Images have always played a part in teaching Christians about their faith. Icons are much more than religious pictures. They are a way of telling people about some complicated Christian teaching in a simple form that anyone can see and start to understand - even a tiny child. Icons in the earliest days of the Church were a means of depicting Gospel events to Christians who may not have been able to read the Gospel themselves.

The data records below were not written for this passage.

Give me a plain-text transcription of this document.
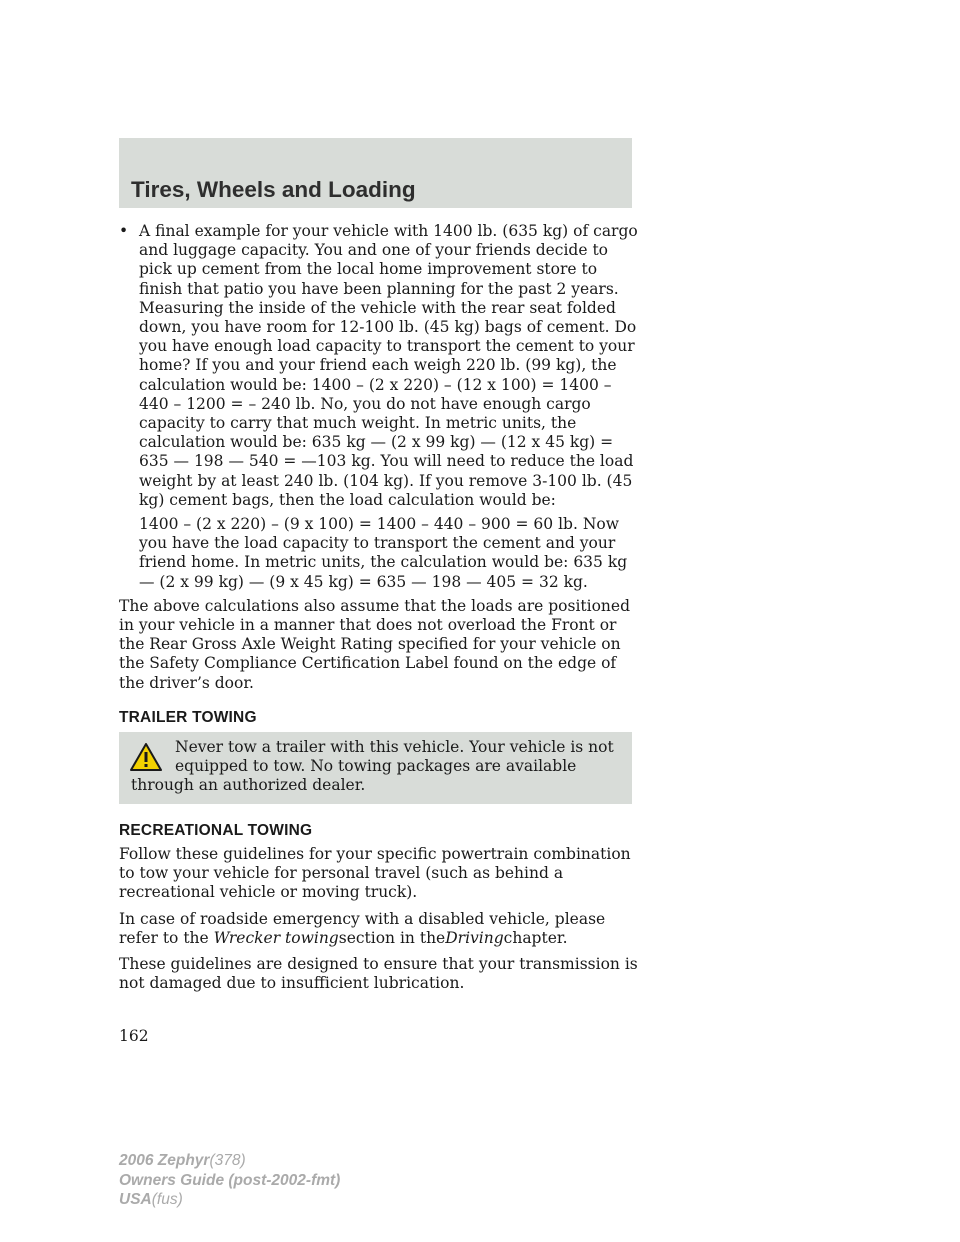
Tires, Wheels and Loading
• A final example for your vehicle with 1400 lb. (635 kg) of cargo and luggage capacity. You and one of your friends decide to pick up cement from the local home improvement store to finish that patio you have been planning for the past 2 years. Measuring the inside of the vehicle with the rear seat folded down, you have room for 12-100 lb. (45 kg) bags of cement. Do you have enough load capacity to transport the cement to your home? If you and your friend each weigh 220 lb. (99 kg), the calculation would be: 1400 – (2 x 220) – (12 x 100) = 1400 – 440 – 1200 = – 240 lb. No, you do not have enough cargo capacity to carry that much weight. In metric units, the calculation would be: 635 kg — (2 x 99 kg) — (12 x 45 kg) = 635 — 198 — 540 = —103 kg. You will need to reduce the load weight by at least 240 lb. (104 kg). If you remove 3-100 lb. (45 kg) cement bags, then the load calculation would be:

1400 – (2 x 220) – (9 x 100) = 1400 – 440 – 900 = 60 lb. Now you have the load capacity to transport the cement and your friend home. In metric units, the calculation would be: 635 kg — (2 x 99 kg) — (9 x 45 kg) = 635 — 198 — 405 = 32 kg.

The above calculations also assume that the loads are positioned in your vehicle in a manner that does not overload the Front or the Rear Gross Axle Weight Rating specified for your vehicle on the Safety Compliance Certification Label found on the edge of the driver’s door.

TRAILER TOWING
Never tow a trailer with this vehicle. Your vehicle is not equipped to tow. No towing packages are available through an authorized dealer.
RECREATIONAL TOWING

Follow these guidelines for your specific powertrain combination to tow your vehicle for personal travel (such as behind a recreational vehicle or moving truck).

In case of roadside emergency with a disabled vehicle, please refer to the Wrecker towingsection in theDrivingchapter.

These guidelines are designed to ensure that your transmission is not damaged due to insufficient lubrication.

162
2006 Zephyr(378)
Owners Guide (post-2002-fmt)
USA(fus)
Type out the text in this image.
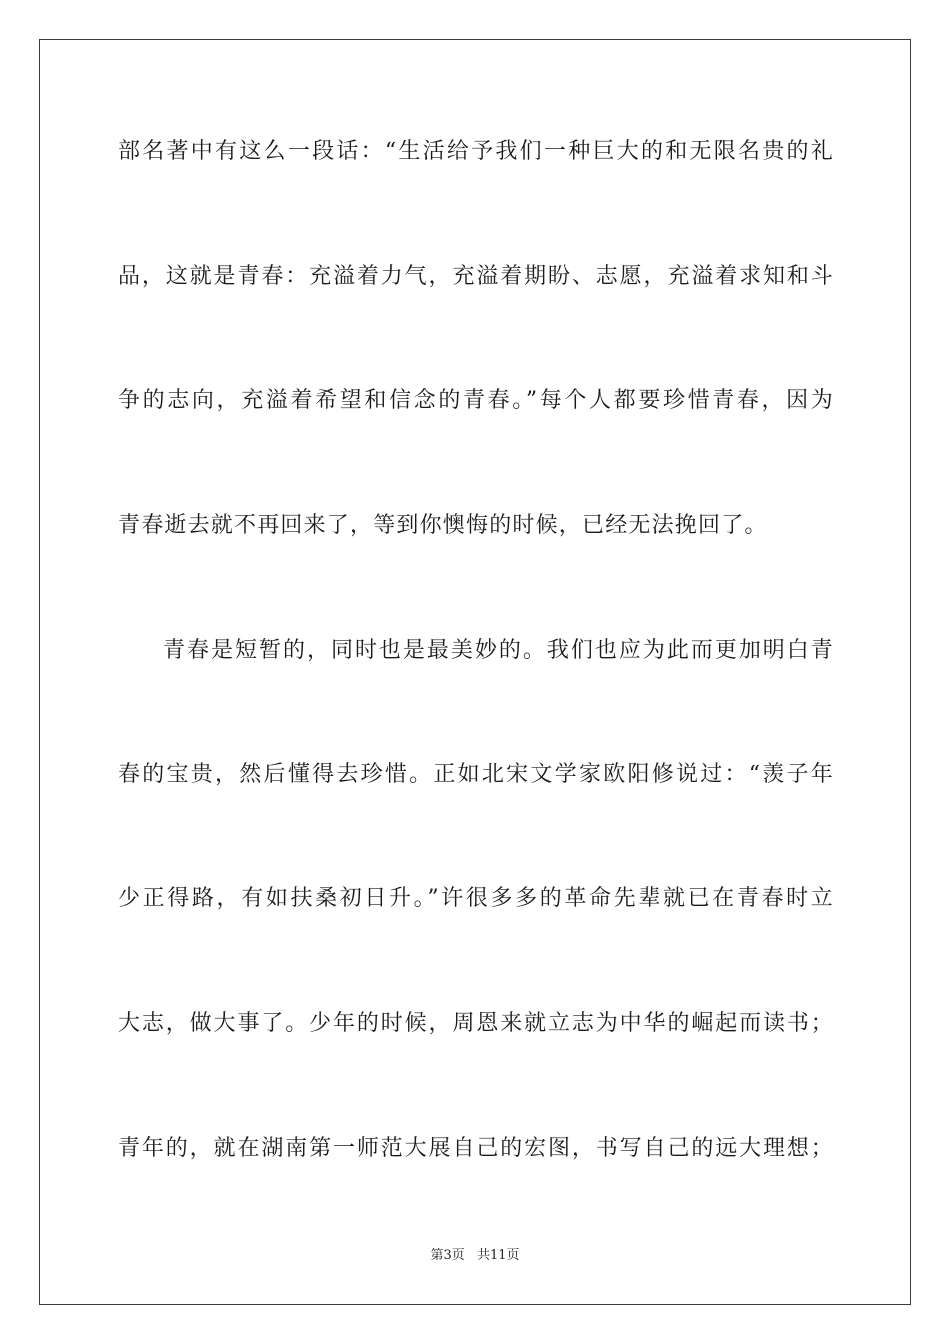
部名著中有这么一段话：“生活给予我们一种巨大的和无限名贵的礼
品，这就是青春：充溢着力气，充溢着期盼、志愿，充溢着求知和斗
争的志向，充溢着希望和信念的青春。”每个人都要珍惜青春，因为
青春逝去就不再回来了，等到你懊悔的时候，已经无法挽回了。
青春是短暂的，同时也是最美妙的。我们也应为此而更加明白青
春的宝贵，然后懂得去珍惜。正如北宋文学家欧阳修说过：“羡子年
少正得路，有如扶桑初日升。”许很多多的革命先辈就已在青春时立
大志，做大事了。少年的时候，周恩来就立志为中华的崛起而读书；
青年的，就在湖南第一师范大展自己的宏图，书写自己的远大理想；
第3页 共11页
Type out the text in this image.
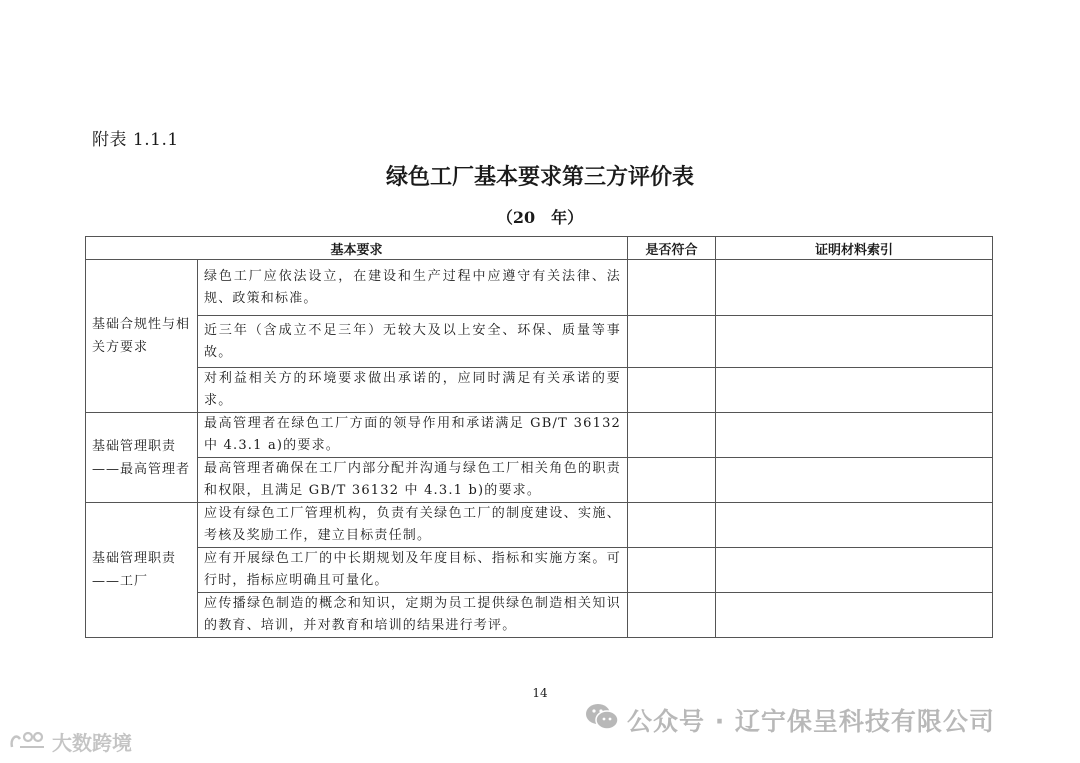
附表 1.1.1
绿色工厂基本要求第三方评价表
（20　年）
基本要求		是否符合	证明材料索引
基础合规性与相关方要求	绿色工厂应依法设立，在建设和生产过程中应遵守有关法律、法规、政策和标准。		
	近三年（含成立不足三年）无较大及以上安全、环保、质量等事故。		
	对利益相关方的环境要求做出承诺的，应同时满足有关承诺的要求。		
基础管理职责——最高管理者	最高管理者在绿色工厂方面的领导作用和承诺满足 GB/T 36132 中 4.3.1 a)的要求。		
	最高管理者确保在工厂内部分配并沟通与绿色工厂相关角色的职责和权限，且满足 GB/T 36132 中 4.3.1 b)的要求。		
基础管理职责——工厂	应设有绿色工厂管理机构，负责有关绿色工厂的制度建设、实施、考核及奖励工作，建立目标责任制。		
	应有开展绿色工厂的中长期规划及年度目标、指标和实施方案。可行时，指标应明确且可量化。		
	应传播绿色制造的概念和知识，定期为员工提供绿色制造相关知识的教育、培训，并对教育和培训的结果进行考评。		
14
公众号 · 辽宁保呈科技有限公司
大数跨境
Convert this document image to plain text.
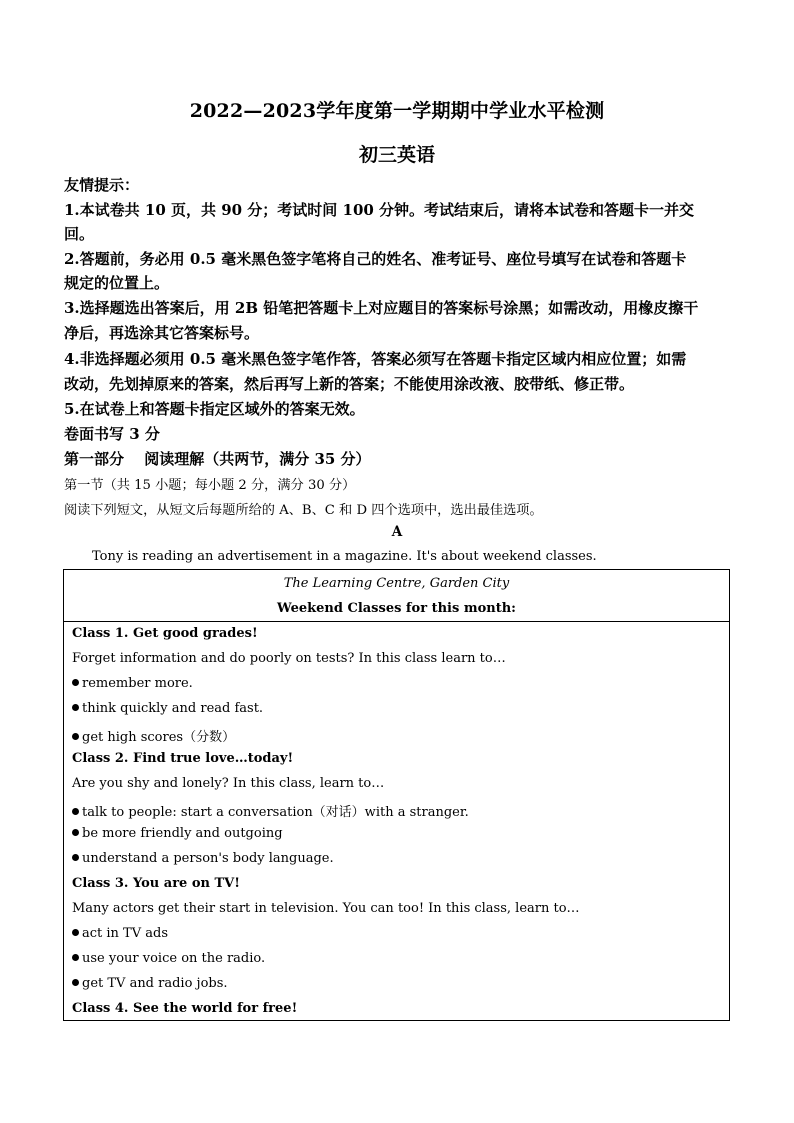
2022—2023学年度第一学期期中学业水平检测
初三英语
友情提示：
1.本试卷共 10 页，共 90 分；考试时间 100 分钟。考试结束后，请将本试卷和答题卡一并交
回。
2.答题前，务必用 0.5 毫米黑色签字笔将自己的姓名、准考证号、座位号填写在试卷和答题卡
规定的位置上。
3.选择题选出答案后，用 2B 铅笔把答题卡上对应题目的答案标号涂黑；如需改动，用橡皮擦干
净后，再选涂其它答案标号。
4.非选择题必须用 0.5 毫米黑色签字笔作答，答案必须写在答题卡指定区域内相应位置；如需
改动，先划掉原来的答案，然后再写上新的答案；不能使用涂改液、胶带纸、修正带。
5.在试卷上和答题卡指定区域外的答案无效。
卷面书写 3 分
第一部分　 阅读理解（共两节，满分 35 分）
第一节（共 15 小题；每小题 2 分，满分 30 分）
阅读下列短文，从短文后每题所给的 A、B、C 和 D 四个选项中，选出最佳选项。
A
Tony is reading an advertisement in a magazine. It's about weekend classes.
The Learning Centre, Garden City
Weekend Classes for this month:
Class 1. Get good grades!
Forget information and do poorly on tests? In this class learn to…
remember more.
think quickly and read fast.
get high scores（分数）
Class 2. Find true love…today!
Are you shy and lonely? In this class, learn to…
talk to people: start a conversation（对话）with a stranger.
be more friendly and outgoing
understand a person's body language.
Class 3. You are on TV!
Many actors get their start in television. You can too! In this class, learn to…
act in TV ads
use your voice on the radio.
get TV and radio jobs.
Class 4. See the world for free!
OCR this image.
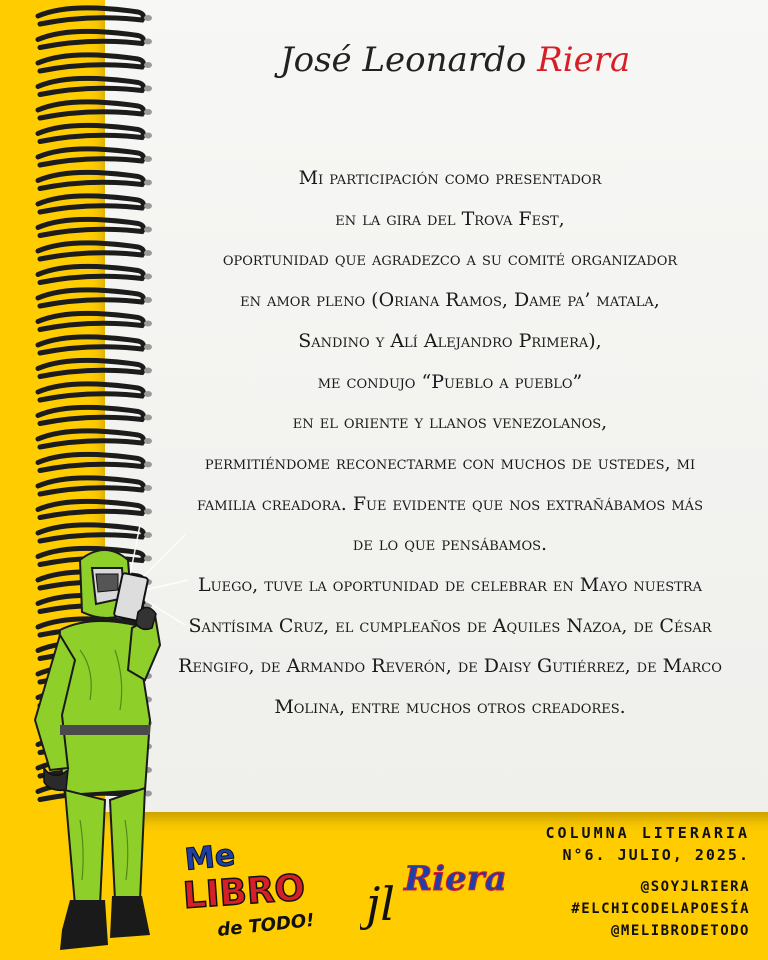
José Leonardo Riera
Mi participación como presentador
en la gira del Trova Fest,
oportunidad que agradezco a su comité organizador
en amor pleno (Oriana Ramos, Dame pa’ matala,
Sandino y Alí Alejandro Primera),
me condujo “Pueblo a pueblo”
en el oriente y llanos venezolanos,
permitiéndome reconectarme con muchos de ustedes, mi
familia creadora. Fue evidente que nos extrañábamos más
de lo que pensábamos.
Luego, tuve la oportunidad de celebrar en Mayo nuestra
Santísima Cruz, el cumpleaños de Aquiles Nazoa, de César
Rengifo, de Armando Reverón, de Daisy Gutiérrez, de Marco
Molina, entre muchos otros creadores.
Me
LIBRO
de TODO! jl Riera
COLUMNA LITERARIA
N°6. JULIO, 2025.
@SOYJLRIERA
#ELCHICODELAPOESÍA
@MELIBRODETODO
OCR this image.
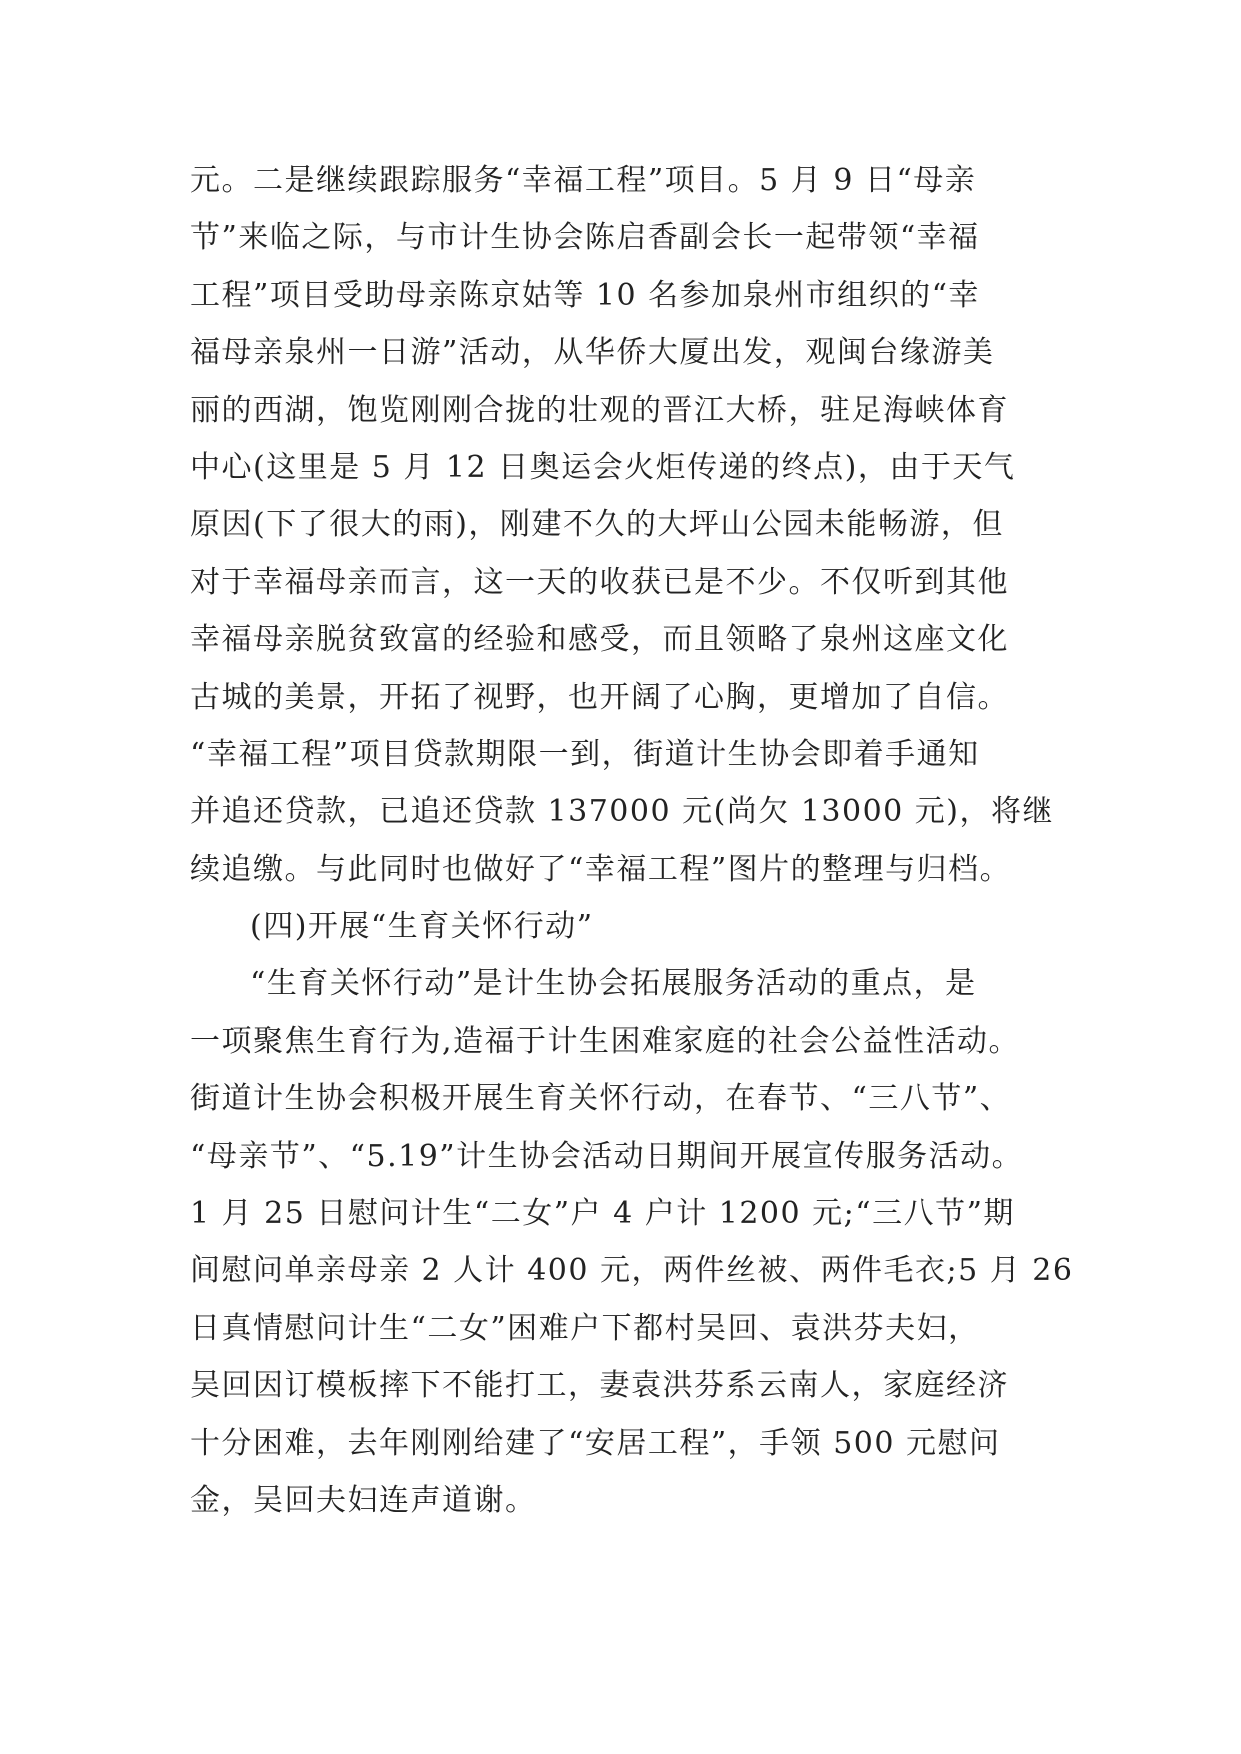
元。二是继续跟踪服务“幸福工程”项目。5 月 9 日“母亲
节”来临之际，与市计生协会陈启香副会长一起带领“幸福
工程”项目受助母亲陈京姑等 10 名参加泉州市组织的“幸
福母亲泉州一日游”活动，从华侨大厦出发，观闽台缘游美
丽的西湖，饱览刚刚合拢的壮观的晋江大桥，驻足海峡体育
中心(这里是 5 月 12 日奥运会火炬传递的终点)，由于天气
原因(下了很大的雨)，刚建不久的大坪山公园未能畅游，但
对于幸福母亲而言，这一天的收获已是不少。不仅听到其他
幸福母亲脱贫致富的经验和感受，而且领略了泉州这座文化
古城的美景，开拓了视野，也开阔了心胸，更增加了自信。
“幸福工程”项目贷款期限一到，街道计生协会即着手通知
并追还贷款，已追还贷款 137000 元(尚欠 13000 元)，将继
续追缴。与此同时也做好了“幸福工程”图片的整理与归档。
(四)开展“生育关怀行动”
“生育关怀行动”是计生协会拓展服务活动的重点，是
一项聚焦生育行为,造福于计生困难家庭的社会公益性活动。
街道计生协会积极开展生育关怀行动，在春节、“三八节”、
“母亲节”、“5.19”计生协会活动日期间开展宣传服务活动。
1 月 25 日慰问计生“二女”户 4 户计 1200 元;“三八节”期
间慰问单亲母亲 2 人计 400 元，两件丝被、两件毛衣;5 月 26
日真情慰问计生“二女”困难户下都村吴回、袁洪芬夫妇，
吴回因订模板摔下不能打工，妻袁洪芬系云南人，家庭经济
十分困难，去年刚刚给建了“安居工程”，手领 500 元慰问
金，吴回夫妇连声道谢。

In Icons of the Saints, the pictures do not look like pictures of ordinary flesh and blood. The Church teaches that Christ had a human body in order to save our bodies as well as our souls. At the end of time, when Christ comes again, everyone will rise from the dead. We will not look the same as we do now. We will be utterly changed, and we will shine with the glory of God. Icons show people with that sort of body -- a Resurrection body. The Church also teaches that all people are made in the image and likeness of God. In a way then, the Saints are living 'Icons' of Christ. Because Christ was God and Man at the same time. He was able to show us just what that image and likeness of God can actually look like. The Gospels tell us that once, at a place called Mount Tabor, the Apostles saw that Christ was shining with light. (Matt. 17. 1-13; Mark 9. 2-13; Luke 9. 28-36) The same thing sometimes happens to people who live a very holy life. When they are deep in prayer they shine with a mysterious light. Their bodies have been changed so that they show the image and likeness of God. They are holy flesh. Not all of the Saints show this sort of holiness on the outside in their lives. More often they grow into the likeness of God in a hidden way, but all Icons of the Saints show that they have already changed from ordinary flesh and blood. Saints are depicted with a halo of light around their head.
adapted from "Explaining Icons" Stylite Publishing Ltd.